The university says it is committed to its faculty and staff. It points to budgeting processes, incremental raises, and one-time bonuses as signs of progress . But if you listen closely to the people who make this university what it is, a different story begins to emerge.
A story of professors who have gone years without meaningful compensation. A story of promises made during times of crisis, promises of rebuilding, of restoration, that many feel have never truly been fulfilled. Perhaps most troubling of all, a story of a university that continues to expand in some places, while asking those at its core to keep sacrificing.
Here is the truth Loyola cannot afford to ignore: Students do not come here for administrative structures.
They come here for professors. They come for the people who challenge them, mentor them, laugh with them, push them, and shape the way they see the world. Ten years from now, no student will remember a budget report. They will remember a professor who stayed after class to help them understand something. A professor who believed in them when they didn’t believe in themselves. A professor whose jokes, whose passion, whose humanity made learning unforgettable.
That is Loyola. That has always been Loyola.
Yet, those very people, the ones who define all of our Loyola experiences, are the ones increasingly being asked to do more with less. More work, responsibilities, and expectations.

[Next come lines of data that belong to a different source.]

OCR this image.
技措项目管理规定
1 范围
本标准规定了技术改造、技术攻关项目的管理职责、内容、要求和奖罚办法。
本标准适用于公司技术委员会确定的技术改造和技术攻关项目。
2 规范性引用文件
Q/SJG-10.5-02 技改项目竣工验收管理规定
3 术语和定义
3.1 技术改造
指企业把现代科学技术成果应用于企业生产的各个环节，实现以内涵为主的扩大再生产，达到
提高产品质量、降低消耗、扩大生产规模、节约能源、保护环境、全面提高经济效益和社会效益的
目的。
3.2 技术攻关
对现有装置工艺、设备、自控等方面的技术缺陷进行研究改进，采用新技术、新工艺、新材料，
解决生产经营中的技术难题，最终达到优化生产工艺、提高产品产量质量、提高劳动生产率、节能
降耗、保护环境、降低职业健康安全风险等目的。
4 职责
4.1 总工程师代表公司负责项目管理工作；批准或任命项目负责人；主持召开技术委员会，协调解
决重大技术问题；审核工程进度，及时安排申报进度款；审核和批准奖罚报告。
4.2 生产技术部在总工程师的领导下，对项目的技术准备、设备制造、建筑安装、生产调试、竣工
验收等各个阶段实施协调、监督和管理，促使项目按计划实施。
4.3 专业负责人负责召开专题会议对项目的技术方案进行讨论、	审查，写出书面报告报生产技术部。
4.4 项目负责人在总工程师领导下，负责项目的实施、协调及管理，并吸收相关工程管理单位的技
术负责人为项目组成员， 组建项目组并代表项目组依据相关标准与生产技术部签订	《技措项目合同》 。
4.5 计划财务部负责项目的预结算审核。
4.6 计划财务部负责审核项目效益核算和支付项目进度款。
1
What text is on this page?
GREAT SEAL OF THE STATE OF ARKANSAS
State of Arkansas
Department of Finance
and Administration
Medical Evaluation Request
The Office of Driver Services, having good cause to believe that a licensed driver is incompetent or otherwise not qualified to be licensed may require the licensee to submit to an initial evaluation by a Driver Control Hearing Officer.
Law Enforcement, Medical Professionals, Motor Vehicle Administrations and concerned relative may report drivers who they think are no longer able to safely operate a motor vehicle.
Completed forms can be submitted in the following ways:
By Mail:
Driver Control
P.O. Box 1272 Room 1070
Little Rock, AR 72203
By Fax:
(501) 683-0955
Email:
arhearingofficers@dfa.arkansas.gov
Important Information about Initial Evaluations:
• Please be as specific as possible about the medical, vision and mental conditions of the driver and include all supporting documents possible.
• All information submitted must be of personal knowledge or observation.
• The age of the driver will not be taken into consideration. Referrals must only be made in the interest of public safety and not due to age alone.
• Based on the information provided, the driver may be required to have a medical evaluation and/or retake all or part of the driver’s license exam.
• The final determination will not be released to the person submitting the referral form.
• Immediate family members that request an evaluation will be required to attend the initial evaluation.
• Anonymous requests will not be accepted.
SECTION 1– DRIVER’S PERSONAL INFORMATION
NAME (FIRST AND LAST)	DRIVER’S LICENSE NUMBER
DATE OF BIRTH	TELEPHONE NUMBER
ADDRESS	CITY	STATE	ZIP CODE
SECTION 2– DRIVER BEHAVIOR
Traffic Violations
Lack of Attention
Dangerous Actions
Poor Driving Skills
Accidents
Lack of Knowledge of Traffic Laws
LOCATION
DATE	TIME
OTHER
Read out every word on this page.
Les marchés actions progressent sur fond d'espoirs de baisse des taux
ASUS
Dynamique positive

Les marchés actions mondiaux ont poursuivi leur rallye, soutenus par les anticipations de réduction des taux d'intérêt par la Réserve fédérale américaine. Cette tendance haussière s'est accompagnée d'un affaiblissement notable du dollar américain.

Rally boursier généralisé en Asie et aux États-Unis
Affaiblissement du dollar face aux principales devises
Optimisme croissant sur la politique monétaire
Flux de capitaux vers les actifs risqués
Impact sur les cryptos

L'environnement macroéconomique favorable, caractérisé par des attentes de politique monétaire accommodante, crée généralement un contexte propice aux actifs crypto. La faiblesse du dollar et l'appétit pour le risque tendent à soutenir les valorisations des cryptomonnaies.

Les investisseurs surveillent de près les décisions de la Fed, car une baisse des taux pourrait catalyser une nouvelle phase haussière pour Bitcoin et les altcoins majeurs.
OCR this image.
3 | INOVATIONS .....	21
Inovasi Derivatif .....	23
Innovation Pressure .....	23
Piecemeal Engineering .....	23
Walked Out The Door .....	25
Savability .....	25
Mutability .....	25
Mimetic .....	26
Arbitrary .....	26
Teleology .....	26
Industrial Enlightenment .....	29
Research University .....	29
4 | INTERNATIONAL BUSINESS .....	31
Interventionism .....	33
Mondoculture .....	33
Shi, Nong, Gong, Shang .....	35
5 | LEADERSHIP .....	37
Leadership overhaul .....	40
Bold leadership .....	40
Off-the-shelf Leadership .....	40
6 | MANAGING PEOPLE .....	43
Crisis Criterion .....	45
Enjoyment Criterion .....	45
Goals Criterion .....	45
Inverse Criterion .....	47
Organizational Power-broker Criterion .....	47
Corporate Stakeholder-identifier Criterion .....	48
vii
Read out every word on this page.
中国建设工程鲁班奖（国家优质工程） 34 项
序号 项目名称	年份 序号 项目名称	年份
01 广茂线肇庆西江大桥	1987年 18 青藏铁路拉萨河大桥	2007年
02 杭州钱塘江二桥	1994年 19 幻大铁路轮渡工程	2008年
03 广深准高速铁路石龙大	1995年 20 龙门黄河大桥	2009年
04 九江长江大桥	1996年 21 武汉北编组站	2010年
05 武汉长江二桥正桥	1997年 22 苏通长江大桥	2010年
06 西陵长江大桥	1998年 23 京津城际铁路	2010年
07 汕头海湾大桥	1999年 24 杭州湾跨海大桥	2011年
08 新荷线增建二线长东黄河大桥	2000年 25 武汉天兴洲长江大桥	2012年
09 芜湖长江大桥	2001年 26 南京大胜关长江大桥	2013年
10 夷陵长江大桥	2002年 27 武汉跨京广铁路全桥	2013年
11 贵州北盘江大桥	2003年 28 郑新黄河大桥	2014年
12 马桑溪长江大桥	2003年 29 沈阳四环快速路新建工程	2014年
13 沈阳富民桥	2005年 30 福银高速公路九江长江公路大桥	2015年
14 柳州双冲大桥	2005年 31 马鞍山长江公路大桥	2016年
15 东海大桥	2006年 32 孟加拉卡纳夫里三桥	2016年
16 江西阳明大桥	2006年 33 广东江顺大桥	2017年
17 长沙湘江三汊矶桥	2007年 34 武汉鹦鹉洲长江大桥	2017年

All while being told that meaningful change must come slowly, incrementally, eventually.
Jesuit values are not incremental. They are not something you invoke when convenient and set aside when difficult.
If Loyola truly believes in cura personalis, care for the whole person, then that care must extend to the people who give everything to this institution. If Loyola truly believes in justice, then it must confront inequities, not obscure them. If Loyola truly believes in community, then it must listen to that community, not just speak for it.
There is a deeper contradiction at play here.
The university asks its faculty and staff to embrace magis, to do more and to be more. But what happens when that call is not reciprocated? When “do more” becomes a one-sided expectation? When dedication is met not with support, but with silence or delay?
At some point, magis stops being a mission and starts becoming a burden. This is not an argument against Loyola. It is an argument for what Loyola claims to be. This university has something rare: a community of professors who stay not because they are paid the most, but because they believe in the mission.
Who stay because they love their students.
Who stay because they believe in what Loyola could be.
But belief alone cannot sustain an institution. Eventually, belief needs to be met with action.
Loyola often speaks about forming students who will go out and create a more just world.
But that work does not begin after graduation.
It begins here. In how the university treats its own people. In whether it lives up to the values it teaches. In whether justice is something practiced internally, or simply projected outward.
If the lesson is that values can be spoken without being practiced, that justice can be delayed, that voices can be heard but not acted upon, then that is the lesson that will last.
Loyola still has the opportunity to realign itself with the very principles it was built on.
To match words with action.
To treat its faculty not as expendable, but as essential.
To remember that the heart of this university is not in its branding, but in its people.
Jesuit values are not just something you claim, they are something you prove and live by.